1.3.4. Kubectl configuration behind a bastion
-
Get Master and Bastion IPs from
./inventory/my-cluster/hosts.ini
or./ssh-bastion.conf
-
Forward cluster API port to your local machine
ssh -L 6443:<MASTER-IP>:6443 ubuntu@<BASTION-IP> -N -i ~/.ssh/traffic_staging_k8s_fr.pem
-
Use admin.conf generated by Ansible playbook as a kube config file, replacing master ip by
localhost
. Suggested approach : copy it and link it to default kube config path.
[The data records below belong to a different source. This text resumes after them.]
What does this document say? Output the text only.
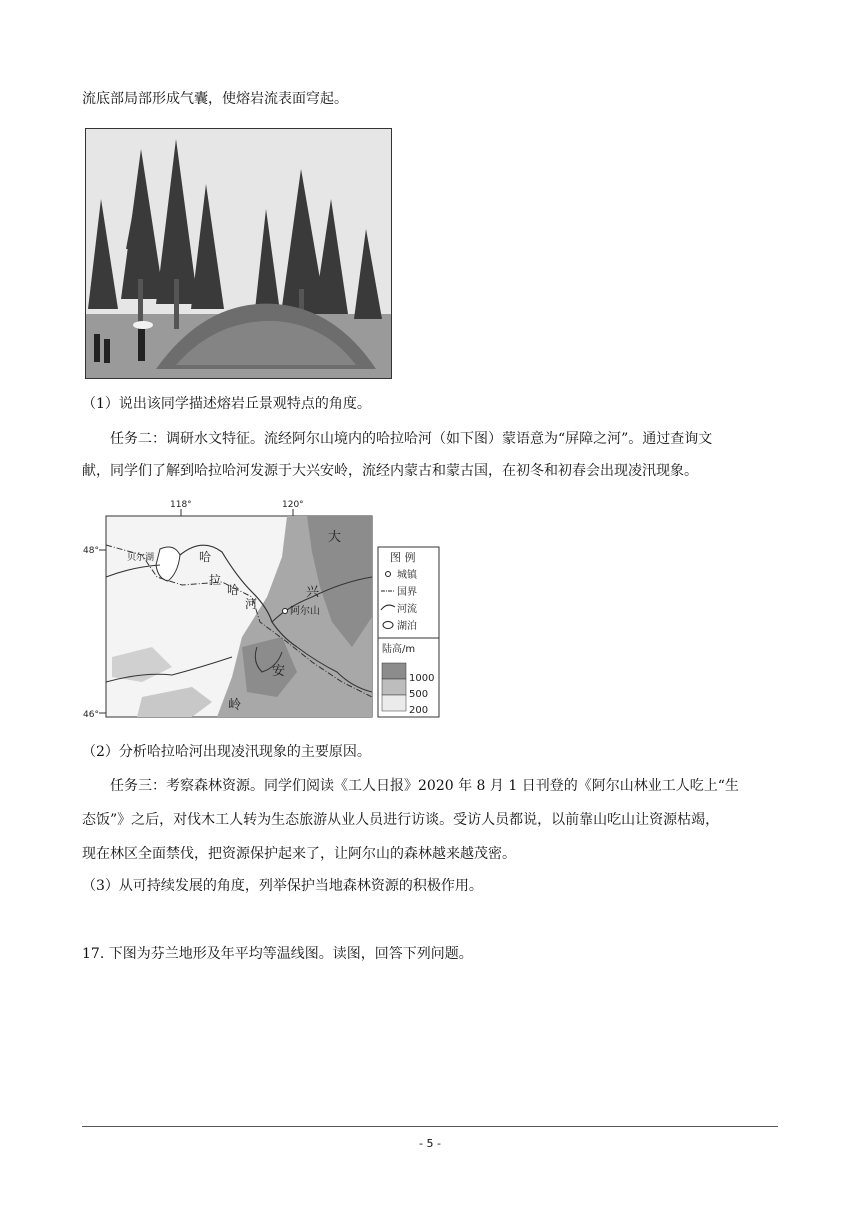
流底部局部形成气囊，使熔岩流表面穹起。
（1）说出该同学描述熔岩丘景观特点的角度。
任务二：调研水文特征。流经阿尔山境内的哈拉哈河（如下图）蒙语意为“屏障之河”。通过查询文
献，同学们了解到哈拉哈河发源于大兴安岭，流经内蒙古和蒙古国，在初冬和初春会出现凌汛现象。
118°	120°
48°
46°
贝尔湖	哈
拉
哈
河
阿尔山
大
兴
安
岭
图 例
城镇
国界
河流
湖泊
陆高/m
1000
500
200
（2）分析哈拉哈河出现凌汛现象的主要原因。
任务三：考察森林资源。同学们阅读《工人日报》2020 年 8 月 1 日刊登的《阿尔山林业工人吃上“生
态饭”》之后，对伐木工人转为生态旅游从业人员进行访谈。受访人员都说，以前靠山吃山让资源枯竭，
现在林区全面禁伐，把资源保护起来了，让阿尔山的森林越来越茂密。
（3）从可持续发展的角度，列举保护当地森林资源的积极作用。
17. 下图为芬兰地形及年平均等温线图。读图，回答下列问题。
- 5 -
Then it won’t be replaced by a playbook run.
cp ./inventory/my-cluster/artifacts/admin.conf ./inventory/my-cluster/artifacts/kubeconfig
mv ~/.kube/config ~/.kube/config.old
sudo ln -s ./inventory/my-cluster/artifacts/kubeconfig ~/.kube/config
a non updated kubeconfig could lead to the following error on kubectl usage : Unable to connect to the server: x509: certificate signed by unknown authority (possibly because of "crypto/rsa: verification error" while trying to verify candidate authority certificate "kubernetes")`
|
1.3.5. Prepare bastion for CI usage
You can use the bastion as a server for the CI to interract with the cluster.
-
connect to bastion
ssh-add ~/.ssh/cluster-ssh-key.pem
ssh BASTION_USER@BASTION_IP
-
install docker
sudo apt-get remove docker docker-engine docker.io containerd runc
sudo apt-get update
sudo apt-get install -y apt-transport-https ca-certificates curl gnupg2 software-properties-common
curl -fsSL https://download.docker.com/linux/debian/gpg | sudo apt-key add -
sudo add-apt-repository "deb [arch=amd64] https://download.docker.com/linux/debian $(lsb_release -cs) stable"
sudo apt-get update
sudo apt-get install -y docker-ce docker-ce-cli containerd.io
-
install kubectl
sudo apt-get update && sudo apt-get install -y apt-transport-https
curl -s https://packages.cloud.google.com/apt/doc/apt-key.gpg | sudo apt-key add -
echo "deb https://apt.kubernetes.io/ kubernetes-xenial main" | sudo tee -a /etc/apt/sources.list.d/kubernetes.list
sudo apt-get update
sudo apt-get install -y kubectl
-
create kubeconfig with content of admin.conf
mkdir .kube
vi .kube/config
-
add CI runner public ssh key to authorized_keys
vi ~/.ssh/authorized_keys
-
download/create the key file to be used to connect to a cluster node
vi ~/.ssh/cluster-key.pem
chmod 400 ~/.ssh/cluster-key.pem
-
test the ssh connection to the node (and then accept new host)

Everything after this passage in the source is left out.